I'm exploring Kubeflow as an option to deploy and connect various components of a typical ML pipeline. I'm using docker containers as Kubeflow components and so far I've been unable to successfully use ContainerOp.file_outputs
object to pass results between components.
Based on my understanding of the feature, creating and saving to a file that's declared as one of the file_outputs
of a component should cause it to persist and be accessible for reading by the following component.
This is how I attempted to declare this in my pipeline python code:
import kfp.dsl as dsl
import kfp.gcp as gcp
@dsl.pipeline(name='kubeflow demo')
def pipeline(project_id='kubeflow-demo-254012'):
data_collector = dsl.ContainerOp(
name='data collector',
image='eu.gcr.io/kubeflow-demo-254012/data-collector',
arguments=[ "--project_id", project_id ],
file_outputs={ "output": '/output.txt' }
)
data_preprocessor = dsl.ContainerOp(
name='data preprocessor',
image='eu.gcr.io/kubeflow-demo-254012/data-preprocessor',
arguments=[ "--project_id", project_id ]
)
data_preprocessor.after(data_collector)
#TODO: add other components
if __name__ == '__main__':
import kfp.compiler as compiler
compiler.Compiler().compile(pipeline, __file__ + '.tar.gz')

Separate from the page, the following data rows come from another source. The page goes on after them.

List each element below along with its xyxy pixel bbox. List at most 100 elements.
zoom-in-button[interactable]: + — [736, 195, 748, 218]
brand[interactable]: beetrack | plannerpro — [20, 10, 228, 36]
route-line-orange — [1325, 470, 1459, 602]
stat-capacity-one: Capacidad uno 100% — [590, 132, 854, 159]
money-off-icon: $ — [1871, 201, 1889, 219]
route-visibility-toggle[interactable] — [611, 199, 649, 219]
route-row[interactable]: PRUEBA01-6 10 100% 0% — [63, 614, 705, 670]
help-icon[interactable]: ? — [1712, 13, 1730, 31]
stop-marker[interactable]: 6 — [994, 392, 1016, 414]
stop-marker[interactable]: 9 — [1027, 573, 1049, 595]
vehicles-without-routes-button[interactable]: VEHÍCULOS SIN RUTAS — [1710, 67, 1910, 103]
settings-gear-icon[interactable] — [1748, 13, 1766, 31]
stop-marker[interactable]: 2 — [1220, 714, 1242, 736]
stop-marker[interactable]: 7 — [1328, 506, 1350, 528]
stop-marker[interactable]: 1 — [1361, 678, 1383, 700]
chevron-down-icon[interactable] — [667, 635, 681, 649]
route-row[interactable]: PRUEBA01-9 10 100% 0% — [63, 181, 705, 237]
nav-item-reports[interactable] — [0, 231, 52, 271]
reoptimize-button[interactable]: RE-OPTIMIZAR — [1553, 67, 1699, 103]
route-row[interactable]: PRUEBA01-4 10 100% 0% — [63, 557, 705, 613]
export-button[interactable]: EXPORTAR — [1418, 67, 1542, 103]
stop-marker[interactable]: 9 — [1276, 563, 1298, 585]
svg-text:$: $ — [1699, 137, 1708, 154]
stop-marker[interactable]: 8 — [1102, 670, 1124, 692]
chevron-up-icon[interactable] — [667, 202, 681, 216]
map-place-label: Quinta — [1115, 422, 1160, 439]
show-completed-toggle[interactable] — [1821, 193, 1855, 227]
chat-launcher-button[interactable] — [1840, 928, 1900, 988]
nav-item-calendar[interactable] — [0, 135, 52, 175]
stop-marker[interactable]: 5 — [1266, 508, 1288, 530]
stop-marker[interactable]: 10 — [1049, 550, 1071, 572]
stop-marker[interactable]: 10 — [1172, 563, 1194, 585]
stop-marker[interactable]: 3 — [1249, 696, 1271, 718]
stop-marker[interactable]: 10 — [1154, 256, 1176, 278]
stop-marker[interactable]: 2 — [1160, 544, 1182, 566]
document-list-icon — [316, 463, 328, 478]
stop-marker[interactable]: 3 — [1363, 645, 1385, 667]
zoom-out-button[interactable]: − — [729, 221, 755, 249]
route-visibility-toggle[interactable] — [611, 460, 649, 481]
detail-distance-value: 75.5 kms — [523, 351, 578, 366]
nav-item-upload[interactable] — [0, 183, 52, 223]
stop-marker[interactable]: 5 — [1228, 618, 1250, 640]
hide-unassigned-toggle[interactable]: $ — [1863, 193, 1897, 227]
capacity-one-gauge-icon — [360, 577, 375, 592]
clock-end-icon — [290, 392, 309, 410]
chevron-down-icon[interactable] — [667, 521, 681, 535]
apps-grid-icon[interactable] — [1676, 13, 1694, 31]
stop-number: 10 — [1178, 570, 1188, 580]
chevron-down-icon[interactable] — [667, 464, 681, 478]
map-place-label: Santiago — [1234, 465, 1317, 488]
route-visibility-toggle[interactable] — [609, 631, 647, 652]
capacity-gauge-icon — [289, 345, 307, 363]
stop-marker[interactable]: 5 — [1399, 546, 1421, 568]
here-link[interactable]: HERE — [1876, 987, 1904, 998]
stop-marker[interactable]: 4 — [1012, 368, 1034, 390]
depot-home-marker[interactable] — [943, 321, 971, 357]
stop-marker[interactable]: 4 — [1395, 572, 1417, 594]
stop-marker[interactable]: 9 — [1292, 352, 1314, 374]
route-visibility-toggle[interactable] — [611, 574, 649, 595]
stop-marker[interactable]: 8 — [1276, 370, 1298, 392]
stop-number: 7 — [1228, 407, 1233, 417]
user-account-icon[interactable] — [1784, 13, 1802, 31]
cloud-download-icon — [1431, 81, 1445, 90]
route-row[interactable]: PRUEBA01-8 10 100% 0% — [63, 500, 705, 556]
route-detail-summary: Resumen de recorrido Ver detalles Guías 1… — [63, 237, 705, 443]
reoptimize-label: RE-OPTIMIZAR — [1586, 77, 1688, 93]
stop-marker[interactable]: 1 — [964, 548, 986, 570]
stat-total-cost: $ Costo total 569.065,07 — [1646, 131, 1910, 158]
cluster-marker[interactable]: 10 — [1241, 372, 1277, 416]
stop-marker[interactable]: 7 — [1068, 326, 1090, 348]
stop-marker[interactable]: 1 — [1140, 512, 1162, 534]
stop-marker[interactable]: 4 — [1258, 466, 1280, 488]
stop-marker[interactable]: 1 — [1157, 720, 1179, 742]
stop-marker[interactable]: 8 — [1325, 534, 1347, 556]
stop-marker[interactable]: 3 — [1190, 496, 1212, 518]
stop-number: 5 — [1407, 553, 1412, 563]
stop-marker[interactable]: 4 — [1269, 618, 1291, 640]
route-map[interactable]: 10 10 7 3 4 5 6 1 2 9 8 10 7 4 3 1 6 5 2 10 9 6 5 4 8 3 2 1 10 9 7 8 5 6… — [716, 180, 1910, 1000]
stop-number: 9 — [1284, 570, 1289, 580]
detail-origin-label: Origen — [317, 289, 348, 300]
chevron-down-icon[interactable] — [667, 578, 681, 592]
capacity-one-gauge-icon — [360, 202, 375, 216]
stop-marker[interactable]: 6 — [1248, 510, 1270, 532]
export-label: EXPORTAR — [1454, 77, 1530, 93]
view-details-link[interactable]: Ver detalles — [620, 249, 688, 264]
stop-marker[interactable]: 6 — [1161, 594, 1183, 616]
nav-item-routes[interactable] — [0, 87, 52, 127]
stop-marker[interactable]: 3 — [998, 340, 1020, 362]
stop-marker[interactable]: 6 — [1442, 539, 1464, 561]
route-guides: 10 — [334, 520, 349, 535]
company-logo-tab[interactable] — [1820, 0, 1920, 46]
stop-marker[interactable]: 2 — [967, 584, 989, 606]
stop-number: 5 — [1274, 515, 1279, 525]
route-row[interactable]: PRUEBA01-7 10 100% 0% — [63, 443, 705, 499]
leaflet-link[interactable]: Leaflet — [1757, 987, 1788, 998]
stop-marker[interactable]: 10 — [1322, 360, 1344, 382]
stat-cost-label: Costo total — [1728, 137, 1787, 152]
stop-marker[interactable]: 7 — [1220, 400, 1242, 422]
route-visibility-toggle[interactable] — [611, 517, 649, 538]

In the python code for the data-collector.py
component I fetch the dataset then write it to output.txt
. I'm able to read from the file within the same component but not inside data-preprocessor.py
where I get a FileNotFoundError
.
Is the use of file_outputs
invalid for container-based Kubeflow components or am I incorrectly using it in my code? If it's not an option in my case, is it possible to programmatically create Kubernetes volumes inside the pipeline declaration python code and use them instead of file_outputs
?
Files created in one Kubeflow pipeline component are local to the container. To reference it in the subsequent steps, you would need to pass it as:
data_preprocessor = dsl.ContainerOp(
name='data preprocessor',
image='eu.gcr.io/kubeflow-demo-254012/data-preprocessor',
arguments=["--fetched_dataset", data_collector.outputs['output'],
"--project_id", project_id,
]
Note: data_collector.outputs['output']
will contain the actual string contents of the file /output.txt
(not a path to the file). If you want for it to contain the path of the file, you'll need to write the dataset to shared storage (like s3, or a mounted PVC volume) and write the path/link to the shared storage to /output.txt
. data_preprocessor
can then read the dataset based on the path.